Re: Probabilistic Graphical Models, Fall 2025

Postby BriValdes » Sun Nov 09, 2025 12:53 am

Here is an update of what I have done so far:
In my last update I only used the Chi-squared conditional independence test and this time i have tried the G-squared conditional independence test. The only change that I found is for the D50C9 where
In my last update, I used the Chi-squared conditional independence test. This time, I repeated the analysis on the D50C9 dataset using the G-squared conditional independence test (I also test it on the D1KC9 but there was no change). With the Chi-squared test, the model identified five edges as can be seen in the attached image: fci_D50C9v_graph. When using the G-squared conditional independence test, the number of edges decreased to four with the SaO2–VentLung edge not being detected as can be seen in the image fci_D50C9vg_graph. All other relationships remained consistent, and both models identified Catechol as the central collider variable.

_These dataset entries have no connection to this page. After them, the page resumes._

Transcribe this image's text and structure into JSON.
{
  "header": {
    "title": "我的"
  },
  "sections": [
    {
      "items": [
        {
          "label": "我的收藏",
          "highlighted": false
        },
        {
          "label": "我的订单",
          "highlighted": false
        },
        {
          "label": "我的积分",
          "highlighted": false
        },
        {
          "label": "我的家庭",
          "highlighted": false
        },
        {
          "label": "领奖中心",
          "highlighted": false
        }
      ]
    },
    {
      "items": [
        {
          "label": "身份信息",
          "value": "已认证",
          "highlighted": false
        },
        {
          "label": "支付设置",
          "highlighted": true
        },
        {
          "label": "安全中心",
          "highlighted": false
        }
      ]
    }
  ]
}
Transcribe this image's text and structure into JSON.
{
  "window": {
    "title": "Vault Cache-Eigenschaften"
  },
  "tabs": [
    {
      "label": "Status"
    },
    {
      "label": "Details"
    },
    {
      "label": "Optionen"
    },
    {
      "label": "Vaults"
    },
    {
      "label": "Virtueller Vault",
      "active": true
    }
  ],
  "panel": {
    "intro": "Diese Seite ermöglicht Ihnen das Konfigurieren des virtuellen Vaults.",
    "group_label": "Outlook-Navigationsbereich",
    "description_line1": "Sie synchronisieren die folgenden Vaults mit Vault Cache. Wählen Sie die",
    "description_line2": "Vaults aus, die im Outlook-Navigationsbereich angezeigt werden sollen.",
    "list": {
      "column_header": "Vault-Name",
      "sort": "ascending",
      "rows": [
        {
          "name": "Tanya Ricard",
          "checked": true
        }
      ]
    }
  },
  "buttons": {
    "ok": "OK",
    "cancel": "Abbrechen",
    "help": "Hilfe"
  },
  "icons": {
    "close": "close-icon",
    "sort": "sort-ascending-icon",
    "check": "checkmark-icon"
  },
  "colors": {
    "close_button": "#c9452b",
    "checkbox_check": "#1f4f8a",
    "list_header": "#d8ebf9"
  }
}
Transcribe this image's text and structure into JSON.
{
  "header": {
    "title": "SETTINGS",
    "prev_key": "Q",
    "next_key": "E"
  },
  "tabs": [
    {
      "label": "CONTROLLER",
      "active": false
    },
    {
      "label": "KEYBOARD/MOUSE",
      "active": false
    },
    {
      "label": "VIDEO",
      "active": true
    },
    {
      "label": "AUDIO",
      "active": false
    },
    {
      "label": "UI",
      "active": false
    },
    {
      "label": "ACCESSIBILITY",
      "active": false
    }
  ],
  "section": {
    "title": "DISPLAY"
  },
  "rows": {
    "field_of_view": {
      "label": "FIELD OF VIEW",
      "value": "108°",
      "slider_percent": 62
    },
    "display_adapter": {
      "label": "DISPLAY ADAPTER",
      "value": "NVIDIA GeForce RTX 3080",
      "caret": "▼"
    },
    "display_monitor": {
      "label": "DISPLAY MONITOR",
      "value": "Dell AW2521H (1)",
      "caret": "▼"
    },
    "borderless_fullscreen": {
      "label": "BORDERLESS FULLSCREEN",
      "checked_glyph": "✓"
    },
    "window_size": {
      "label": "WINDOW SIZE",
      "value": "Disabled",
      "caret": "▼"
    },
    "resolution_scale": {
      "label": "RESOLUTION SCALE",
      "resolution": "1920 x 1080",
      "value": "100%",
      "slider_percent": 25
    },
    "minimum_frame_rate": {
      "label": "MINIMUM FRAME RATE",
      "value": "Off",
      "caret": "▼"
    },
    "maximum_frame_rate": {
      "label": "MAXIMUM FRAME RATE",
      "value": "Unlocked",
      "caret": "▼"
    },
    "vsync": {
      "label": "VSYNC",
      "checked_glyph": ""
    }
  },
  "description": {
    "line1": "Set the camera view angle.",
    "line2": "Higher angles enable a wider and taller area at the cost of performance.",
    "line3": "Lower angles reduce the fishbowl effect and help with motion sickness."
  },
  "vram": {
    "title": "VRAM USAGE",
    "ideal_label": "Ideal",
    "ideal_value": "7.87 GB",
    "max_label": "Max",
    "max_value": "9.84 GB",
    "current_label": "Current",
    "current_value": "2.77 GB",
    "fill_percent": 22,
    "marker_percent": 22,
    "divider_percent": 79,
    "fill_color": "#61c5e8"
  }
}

For the Chi-squared conditional independence test, I created a summary table showing how causal-learn describes the properties of each edge specifically whether it has a no latent confounder (nl), definitely direct (dd), possibly latent confounder (pl), or possibly direct (pd) relationship. This table was generated for both D1KC9v and D50C9v datasets.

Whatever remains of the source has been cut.